Andreas Nikolaus “Niki” Lauda, born 22 February 1949, in Vienna, Austria, is a former Formula One driver and a three-time F1 World Drivers’ Champion, winning in 1975, 1977 and 1984. Two of these three titles were won with Scuderia Ferrari (in 1975 and 1977), as the Austrian is currently the only Formula 1 driver to have been champion for both Scuderia Ferrari and McLaren.
The beginning of the 1970s was a negative period in the history of Scuderia Ferrari, who then constantly improved under the leadership of Luca Montezemolo and were resurgent in the 1974 season, when a young and inexperienced Niki Lauda joined the team and made a strong impact from his race debut, by finishing second in the Argentine Grand Prix. His first Formula One Grand Prix victory – and the first for Scuderia Ferrari since 1972 – followed only three races later in Spain. Lauda continued to impress and managed to score six consecutive pole positions, yet due to the lack of experience and a series of mechanical issues, the young driver scored only one more victory that season, at the Dutch GP and eventually ended up fourth in the overall Drivers’ Championship, but was praised for his driving skills and most importantly for his contribution to testing and significantly improving the Ferrari car.
Niki Lauda, alongside teammate Clay Regazzoni, was outstanding during the next year, as Scuderia Ferrari won the 1975 International Cup for F1 Manufacturers with the 312B3 and the 312T. The Austrian driver won five out of the 14 races and scored other three podium finishes, which was more than enough to make him the 1975 Formula One champion, beating Emerson Fittipaldi from McLaren-Ford and Carlos Reutemann from Brabham-Ford.
The 1976 Formula One season is most likely well-known to everybody, as a result of the dramatic and emotional moments which resulted in the championship fight between Niki Lauda and James Hunt from McLaren-Ford.

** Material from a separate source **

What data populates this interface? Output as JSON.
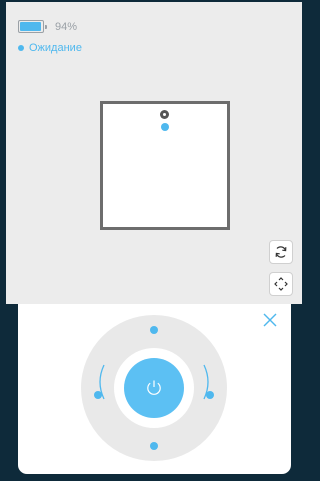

Although the British racing driver who won the Formula One World Championship that year, Niki Lauda remains the moral champion of the season, winning five of the first nine races and having to miss the Austrian and Dutch Grand Prix due to the terrible accident he suffered at the at the fearsome Nurburgring Nordschleife circuit, when his Ferrari burst into flames and he suffered severe burns to his head.
Niki Lauda and Ferrari had a very good relationship until the last Grand Prix of the 1976 season, when the Austrian driver decided to withdraw from the race due to the torrential rain which made the conditions nearly impossible. His decision meant that the title went to James Hunt and the Niki Lauda – Ferrari partnership thus started to deteriorate. Even in these conditions Lauda managed to win the championship at the end of the 1977 season, mostly due to consistency rather than outright pace (he won only three races, but scored other seven podium finishes). After already confirming his intention of leaving Ferrari, Lauda decided not to race in the last to events of the season, the Canadian Grand Prix and the Japanese Grand Prix, but still finished 17 points ahead of Jody Scheckter from Wolf-Ford in the World Drivers’ Championship final standings.
Years later, Niki Lauda returned to Ferrari as a consultant (1991), being hired by Luca Cordero di Montezemolo in an attempt to bring the Maranello team back in the fight for important results after a difficult period in the Formula One history of the Scuderia.